No prefácio da obra, Henrique Guerra salienta trata-se de uma reedição do "Boletim Cultura" e dá-se numa circunstância pouco confortável, pois entre os que colaboraram naquele órgão da antiga Sociedade Cultural de Angola já poucos restam.
"Além da minha modesta pessoa, tenho presente Luandino Vieira, Arnaldo Santos e Antero de Abreu. Alguns que ximbicaram nas suas canoas para portos acolhedores do imenso mundo me desculpem se não consigo traçar o resto de suas viagens", lê-se no prefácio da obra.
De acordo, ainda, com Henrique Guerra, o número dos que desapareceram é impressionante, quando comparado com o dos que restam vivos, como se pode ver pela lista dos autores da obra.
A Sociedade Cultural de Angola foi criada em 1942, no dizer da PIDE, até 1947, altura em que o seu vice-presidente, Eugénio Ferreira, assume a direcção do jornal, tendo sido publicados 12 números até 1960, quando é proibido e encerrado pelas autoridades portuguesas.

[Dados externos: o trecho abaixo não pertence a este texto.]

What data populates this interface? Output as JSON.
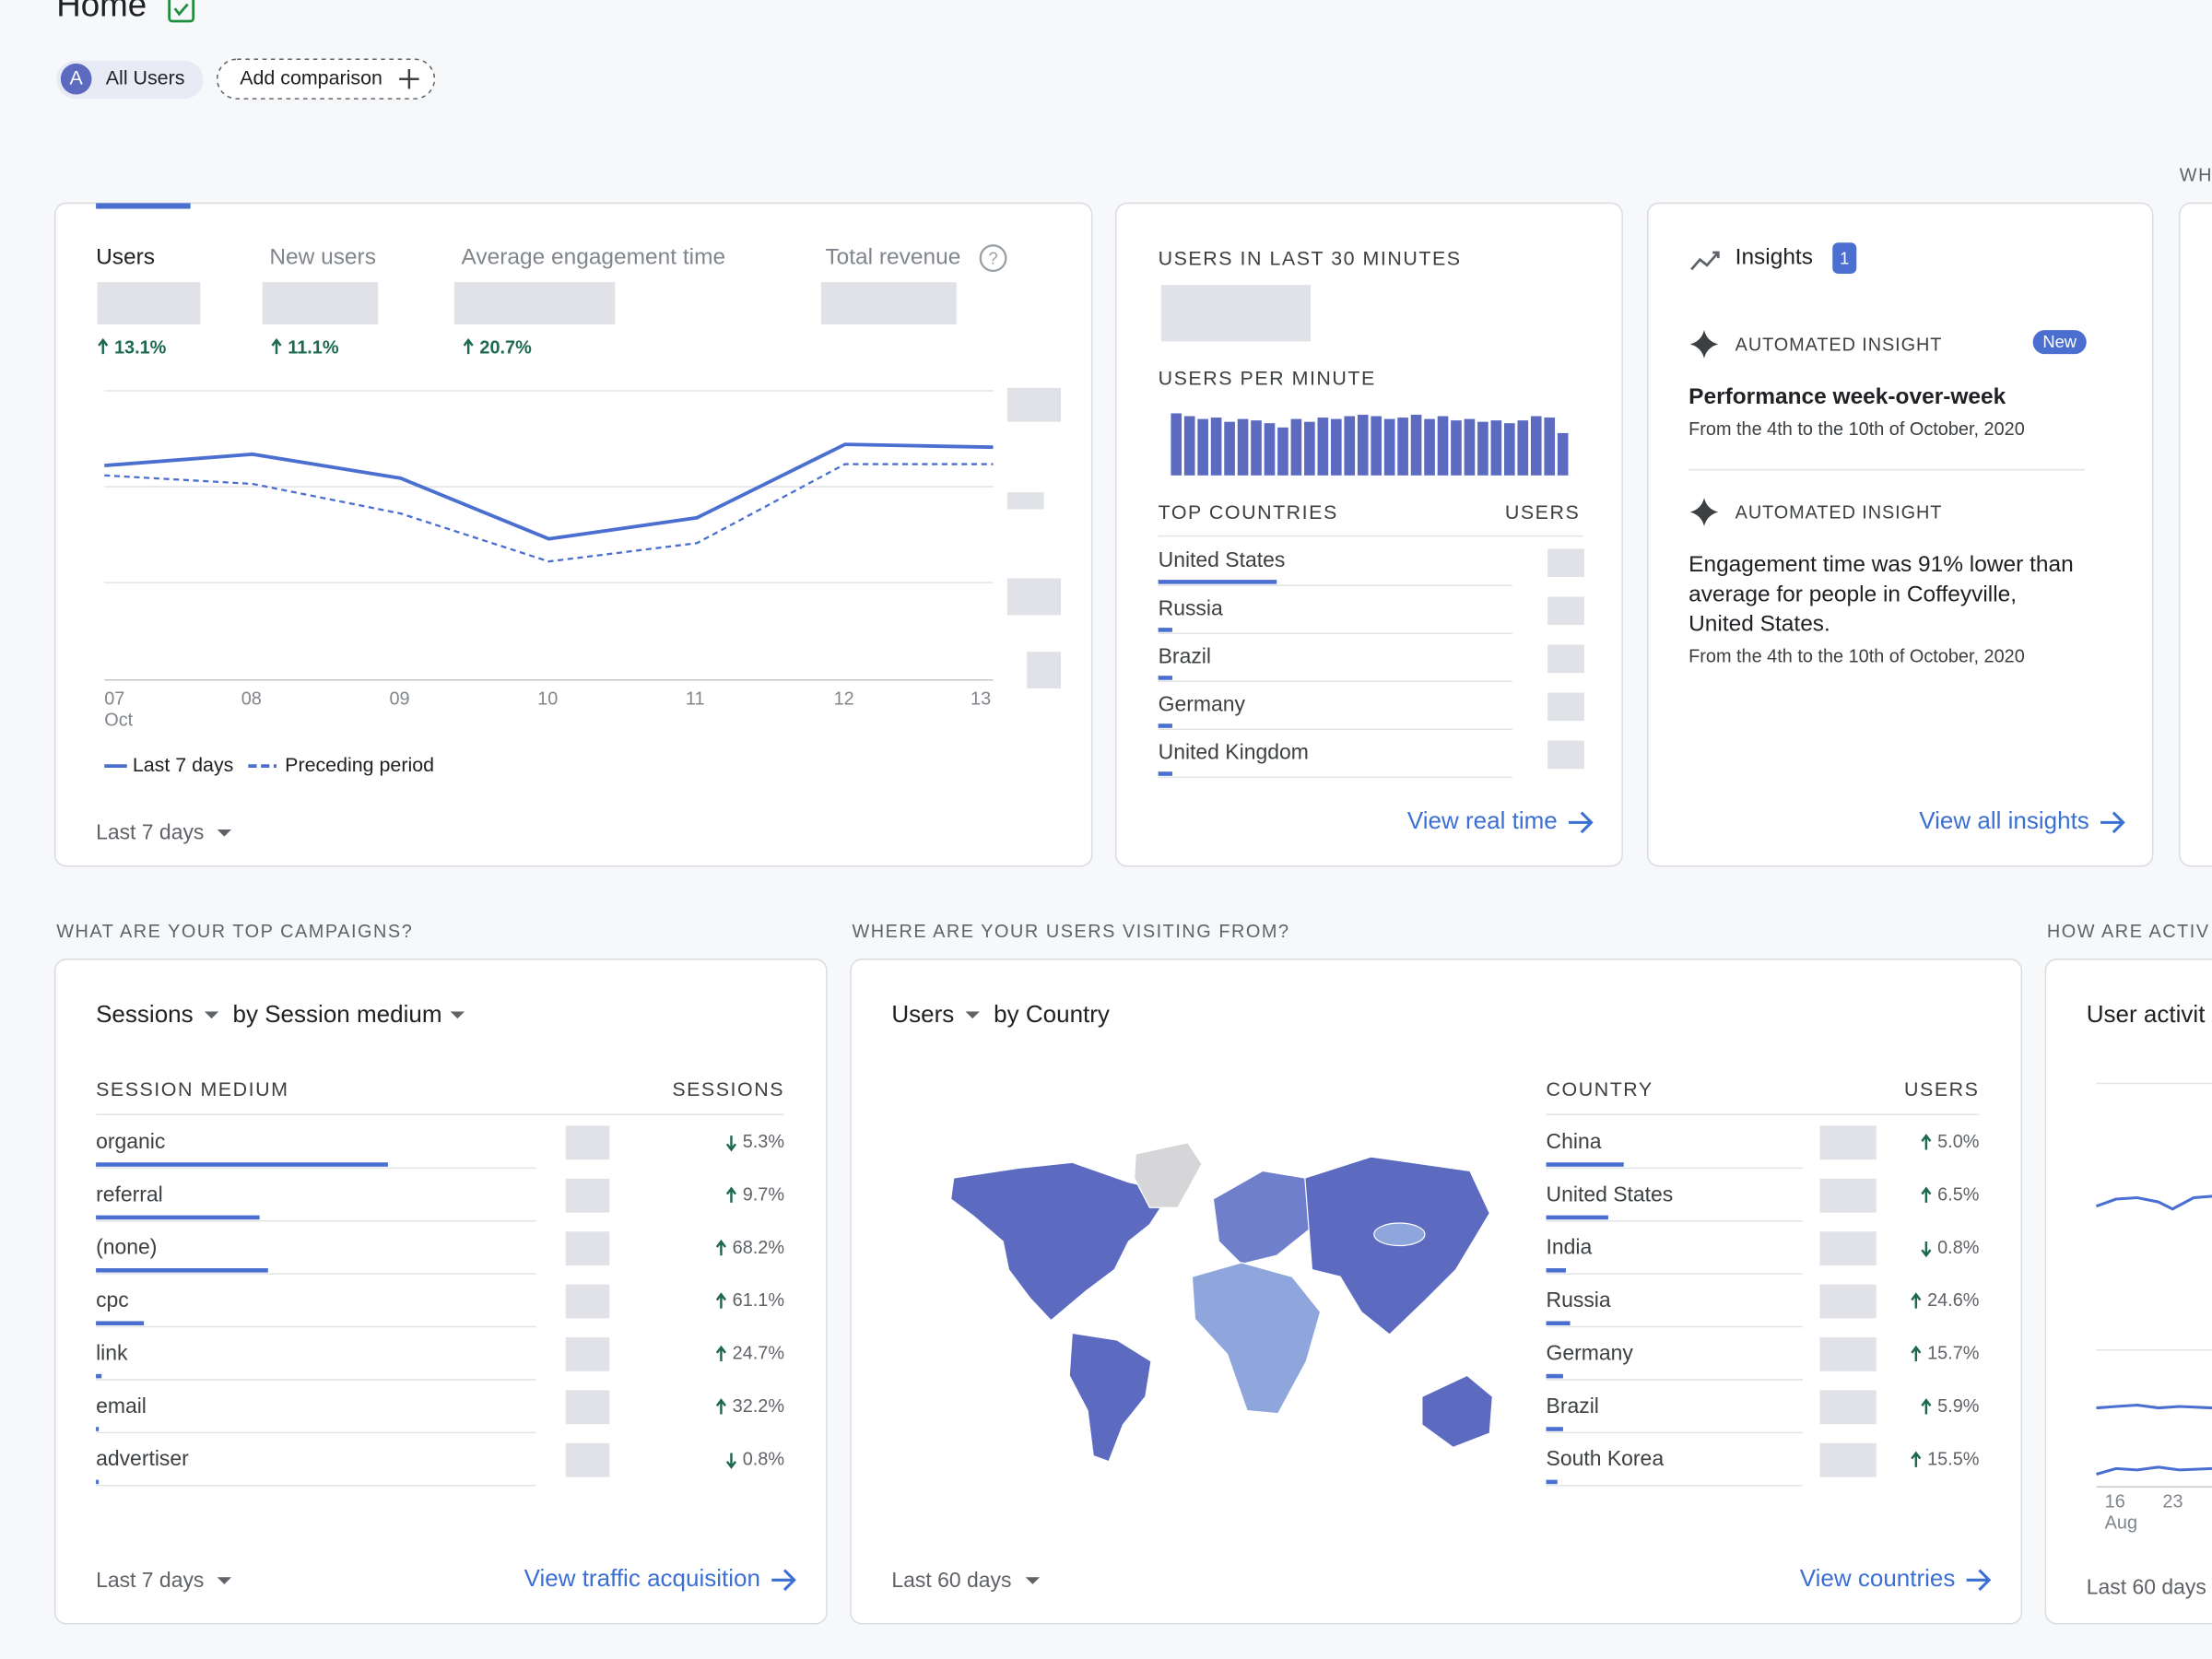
{
  "header": {
    "title": "Home"
  },
  "comparison_bar": {
    "segment_badge": "A",
    "segment": "All Users",
    "add_comparison": "Add comparison"
  },
  "overview_card": {
    "tabs": [
      {
        "label": "Users",
        "change": "13.1%",
        "direction": "up"
      },
      {
        "label": "New users",
        "change": "11.1%",
        "direction": "up"
      },
      {
        "label": "Average engagement time",
        "change": "20.7%",
        "direction": "up"
      },
      {
        "label": "Total revenue"
      }
    ],
    "x_labels": [
      "07",
      "08",
      "09",
      "10",
      "11",
      "12",
      "13"
    ],
    "x_month": "Oct",
    "legend": [
      "Last 7 days",
      "Preceding period"
    ],
    "date_range": "Last 7 days"
  },
  "realtime_card": {
    "title": "USERS IN LAST 30 MINUTES",
    "subtitle": "USERS PER MINUTE",
    "table_headers": [
      "TOP COUNTRIES",
      "USERS"
    ],
    "countries": [
      "United States",
      "Russia",
      "Brazil",
      "Germany",
      "United Kingdom"
    ],
    "link": "View real time"
  },
  "insights_card": {
    "title": "Insights",
    "count": 1,
    "insights": [
      {
        "kicker": "AUTOMATED INSIGHT",
        "badge": "New",
        "headline_lines": [
          "Performance week-over-week"
        ],
        "date": "From the 4th to the 10th of October, 2020"
      },
      {
        "kicker": "AUTOMATED INSIGHT",
        "headline_lines": [
          "Engagement time was 91% lower than",
          "average for people in Coffeyville,",
          "United States."
        ],
        "date": "From the 4th to the 10th of October, 2020"
      }
    ],
    "link": "View all insights"
  },
  "partial_heading": "WH",
  "campaigns_section": {
    "heading": "WHAT ARE YOUR TOP CAMPAIGNS?",
    "metric": "Sessions",
    "dimension": "by Session medium",
    "table_headers": [
      "SESSION MEDIUM",
      "SESSIONS"
    ],
    "rows": [
      {
        "label": "organic",
        "change": "5.3%",
        "direction": "down"
      },
      {
        "label": "referral",
        "change": "9.7%",
        "direction": "up"
      },
      {
        "label": "(none)",
        "change": "68.2%",
        "direction": "up"
      },
      {
        "label": "cpc",
        "change": "61.1%",
        "direction": "up"
      },
      {
        "label": "link",
        "change": "24.7%",
        "direction": "up"
      },
      {
        "label": "email",
        "change": "32.2%",
        "direction": "up"
      },
      {
        "label": "advertiser",
        "change": "0.8%",
        "direction": "down"
      }
    ],
    "date_range": "Last 7 days",
    "link": "View traffic acquisition"
  },
  "countries_section": {
    "heading": "WHERE ARE YOUR USERS VISITING FROM?",
    "metric": "Users",
    "dimension": "by Country",
    "table_headers": [
      "COUNTRY",
      "USERS"
    ],
    "rows": [
      {
        "label": "China",
        "change": "5.0%",
        "direction": "up"
      },
      {
        "label": "United States",
        "change": "6.5%",
        "direction": "up"
      },
      {
        "label": "India",
        "change": "0.8%",
        "direction": "down"
      },
      {
        "label": "Russia",
        "change": "24.6%",
        "direction": "up"
      },
      {
        "label": "Germany",
        "change": "15.7%",
        "direction": "up"
      },
      {
        "label": "Brazil",
        "change": "5.9%",
        "direction": "up"
      },
      {
        "label": "South Korea",
        "change": "15.5%",
        "direction": "up"
      }
    ],
    "date_range": "Last 60 days",
    "link": "View countries"
  },
  "activity_section": {
    "heading": "HOW ARE ACTIV",
    "title": "User activit",
    "x_labels": [
      "16",
      "23"
    ],
    "x_month": "Aug",
    "date_range": "Last 60 days"
  }
}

Henrique Guerra recorda que a "Sociedade Cultural de Angola" é extinta em 1965, por portaria de 5 de Março do então governador-geral, e a ordem de expulsão de Eugénio Ferreira é assinada, mas não posta em prática, por temerem que tal facto pudesse provocar agitação e alarme entre a população portuguesa.
"É a reedição daqueles 12 números da revista 'Cultura' que constituem afinal o cerne da questão do actual trabalho de Irene Marques e Carlos Ferreira (Cassé)", refere. O "Boletim Cultura da Sociedade Cultural de Angola" tem 210 páginas e teve uma tiragem de 3.200 exemplares. Assistiram ao lançamento, além dos autores, escritores, estudantes e público em geral.
Hoje, às 18h00, também na União dos Escritores Angolanos, é lançado o livro "No País chamado Árvores e outros Contos", de Giuseppe Mistretta, primeiro livro da colecção "Letras do Mundo" da UEA. Amanhã, às 16h00, no mesmo local, realiza-se um encontro de promoção do prémio "Quem me dera ser Onda", promovido pela instituição literária.
O concurso tem a finalidade de estimular nos jovens o gosto pela leitura e o surgimento de novos autores infanto-juvenis. O prémio destina-se a jovens estudantes entre os 13 e os 17 anos. Participaram no concurso alunos das províncias de Luanda e Bengo.
O objectivo é passar o testemunho de valores aos jovens estudantes sobre a tradição literária da União dos Escritores Angolanos.
A vencedora da primeira edição do concurso é Alice da Conceição, de 14 anos, estudante do Colégio Rivior, com a obra "Pati, A Menina de Rua".
Está, igualmente, prevista para o próximo dia 12 o lançamento dos romances "Makala, o menino do mercado" e "Gamal", de Hendrik Vaal Neto. No dia de São Valentim, 14 de Fevereiro, é lançado do livro "Luanda: História e Património", pela Associação dos Amigos da Cidade de Luanda (Kalu) e pelo Núcleo de Estudos da Faculdade de Arquitectura da Universidade Lusíada.
Está agendado para o dia 26 deste mês uma homenagem ao escritor Henrique Guerra e o lançamento do seu livro "O Tocador de kissange" (e outros contos). No dia 5 de Março é lançado o livro "Educar sem violência", de José Luís Mendonça, no dia 12 de Março, "O exercício da cidadania", de Cesaltina Abreu, e no dia 19 de Março "O menino velho e os pássaros", de Arnaldo Santos, com ilustrações de Luandino Vieira.